※感情と理性の激しい攻防戦をお見せします

これから先も積極的に関わっていこうと思う相手でなかったら、怒る必要は無い。
そう自分に言い聞かせる。そうでないと、腹が立って腹が立って、そして腹を立てれば立てるほど、自分という人間の小ささ、性根の汚さが露わになってきて、嫌になるから。
これから先、自分とはまったく関わり合いにならない相手なのだから、何も教える必要は無いし何も求める理由も無いのだ。そう、そうなのだ。

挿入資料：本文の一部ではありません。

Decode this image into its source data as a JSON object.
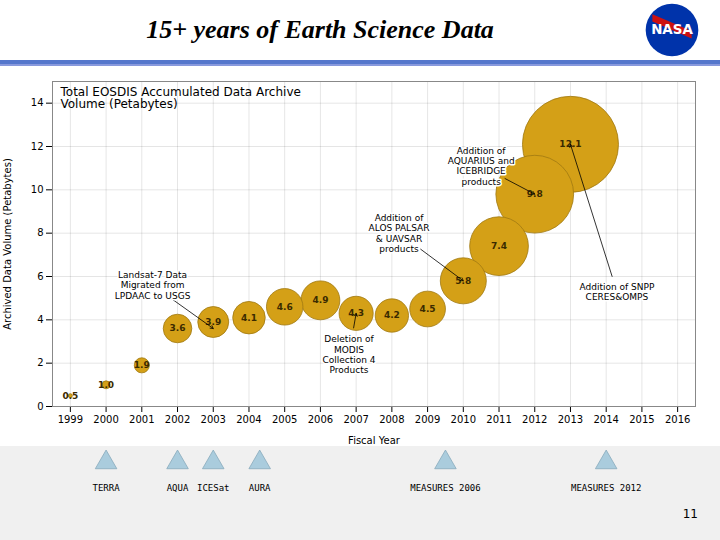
{
  "chart_data": {
    "type": "bubble",
    "title": "15+ years of Earth Science Data",
    "subtitle": "Total EOSDIS Accumulated Data Archive\nVolume (Petabytes)",
    "xlabel": "Fiscal Year",
    "ylabel": "Archived Data Volume (Petabytes)",
    "x": [
      1999,
      2000,
      2001,
      2002,
      2003,
      2004,
      2005,
      2006,
      2007,
      2008,
      2009,
      2010,
      2011,
      2012,
      2013
    ],
    "values": [
      0.5,
      1.0,
      1.9,
      3.6,
      3.9,
      4.1,
      4.6,
      4.9,
      4.3,
      4.2,
      4.5,
      5.8,
      7.4,
      9.8,
      12.1
    ],
    "value_labels": [
      "0.5",
      "1.0",
      "1.9",
      "3.6",
      "3.9",
      "4.1",
      "4.6",
      "4.9",
      "4.3",
      "4.2",
      "4.5",
      "5.8",
      "7.4",
      "9.8",
      "12.1"
    ],
    "data_labels": true,
    "color": "#D4A017",
    "xlim": [
      1998.5,
      2016.5
    ],
    "ylim": [
      0,
      15
    ],
    "xticks": [
      1999,
      2000,
      2001,
      2002,
      2003,
      2004,
      2005,
      2006,
      2007,
      2008,
      2009,
      2010,
      2011,
      2012,
      2013,
      2014,
      2015,
      2016
    ],
    "yticks": [
      0,
      2,
      4,
      6,
      8,
      10,
      12,
      14
    ],
    "grid": true,
    "annotations": [
      {
        "text": "Landsat-7 Data\nMigrated from\nLPDAAC to USGS",
        "x": 2003,
        "y": 3.6,
        "text_x": 2001.3,
        "text_y": 5.6
      },
      {
        "text": "Addition of\nALOS PALSAR\n& UAVSAR\nproducts",
        "x": 2010,
        "y": 5.8,
        "text_x": 2008.2,
        "text_y": 8.0
      },
      {
        "text": "Addition of\nAQUARIUS and\nICEBRIDGE\nproducts",
        "x": 2012,
        "y": 9.8,
        "text_x": 2010.5,
        "text_y": 11.1
      },
      {
        "text": "Addition of SNPP\nCERES&OMPS",
        "x": 2013,
        "y": 12.1,
        "text_x": 2014.3,
        "text_y": 5.3
      },
      {
        "text": "Deletion of\nMODIS\nCollection 4\nProducts",
        "x": 2007,
        "y": 4.3,
        "text_x": 2006.8,
        "text_y": 2.4
      }
    ],
    "missions": [
      {
        "year": 2000,
        "label": "TERRA"
      },
      {
        "year": 2002,
        "label": "AQUA"
      },
      {
        "year": 2003,
        "label": "ICESat"
      },
      {
        "year": 2004.3,
        "label": "AURA"
      },
      {
        "year": 2009.5,
        "label": "MEASURES 2006"
      },
      {
        "year": 2014,
        "label": "MEASURES 2012"
      }
    ],
    "logo": "NASA",
    "page_number": "11"
  }
}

相手から拒絶されてどうして腹が立つかといえば、自分を軽んじられてる・なめられてる・ないがしろにされてる、ということを感じるからだと思うのだけど、じゃあそもそも自分がそんな風に軽んじられる程度の人間だったんじゃないのか、と。
尊重されるに足る人間では無かったんだ、と。

「それにしたって礼儀ってものがあるだろ、てめえ!何回業務連絡送ってると思ってんだ、一回くらい返信してきやがれ!」
と言うのは簡単だけど、相手を正そうとするよりも自分を正す方が実りがある。他人を思い通りにはできないし、それこそ、自分は人を正す資格があるようなご立派な人間なのかと言われれば決してそうではないこともわかっているし。
自分に対してどこからどう突かれても胸を張れるくらいでないと、相手の人間性にまで口を出すのは滑稽なものだ。

ましてや、その相手とこの先も共に生きていこうとか一緒に芝居を創っていこうとかいうような気が無いのであれば、尚のこと。

本当のことを言うと、その相手とそんな関係を築きたかったんだろうと思う、私は。
相手に対して私はもっと怒ってもっと正して、気づいたことは何でも口に出したかった。そういう関係であれば、自分のことなんていくら棚に上げても構わないと思っている。相手が知らないことは教えたかった。おこがましいなんてこれっぽっちも思わずに、ささやかながらも私が今まで培った経験と知識を分け与えたかった。そして相手にも同じように私に関わって欲しかったんだと思う。
でも、相手はそう思わなかった。

結局そこに悲しみを覚えてるんだと思う。寂しさを感じてるんだと思う。それが怒りにすり替えられてる、もしくは怒りを伴ってるんだと思う。
その根っこにあるのは結局、自分がその程度の人間だったということを思い知らされ、惨めさを感じているからだと、そういうことなんだと思う。

考えてもみろ、今まで私がどれだけ先覚に失礼をしてきたか。そして赦されてきたか。今だって何も変わってはいない。先達だろうと後進だろうと私が礼を尽くさねばならない人間はたくさんいるのだ。人のことをあれこれ言ってる場合ではない。

「理屈じゃねえんだよ、むかつくんだよ!今のてめえの状況を自分ひとりで手に入れたとでも思ってんのかよ!縁をつないだのは誰だと思ってんだ、クソが!」
と言えたらどんなに楽か。しかし最低限の恥の意識がそれを押しとどめてくれているのだ。
恥を忘れてしまったら、本当に私は卑小な人間に成りさがってしまうだろう。

「っつうか、例えこの先2度と関わらない相手にだって最低限の礼儀は欠かしちゃならねえんだよ!だいたい2度と関わらないかどうかなんてわかんねえだろうが!この世界は狭いんだよ!そんなんでこの先やっていけると思うなよ!」
私もメール返信しそびれたりすることあるではないか。あれはいけないことだ。どれだけ相手を不快にさせているか、ようやくこれでわかったと言えるではないか。
でも私の場合は後々フォローしてるけどね。人間関係の自然消滅なんて言語道断だと思ってるけど。

いや、己を甘やかしちゃならない。日々精進だ。それしかないのだ。人としても芝居を創るものとしても。

そして私はことこの場所では万能でなければならない。
見栄を張ってでも万能でいなければならないのだ。

しかしここまで読んでくださった方にはお分かりの通り。
見栄を張りきれないくらい、怒髪天を衝いとります。

少し時間が経ちゃ忘れるんだろうけど。感情的だけど忘れっぽいのが救いだわ。ぷんぷん。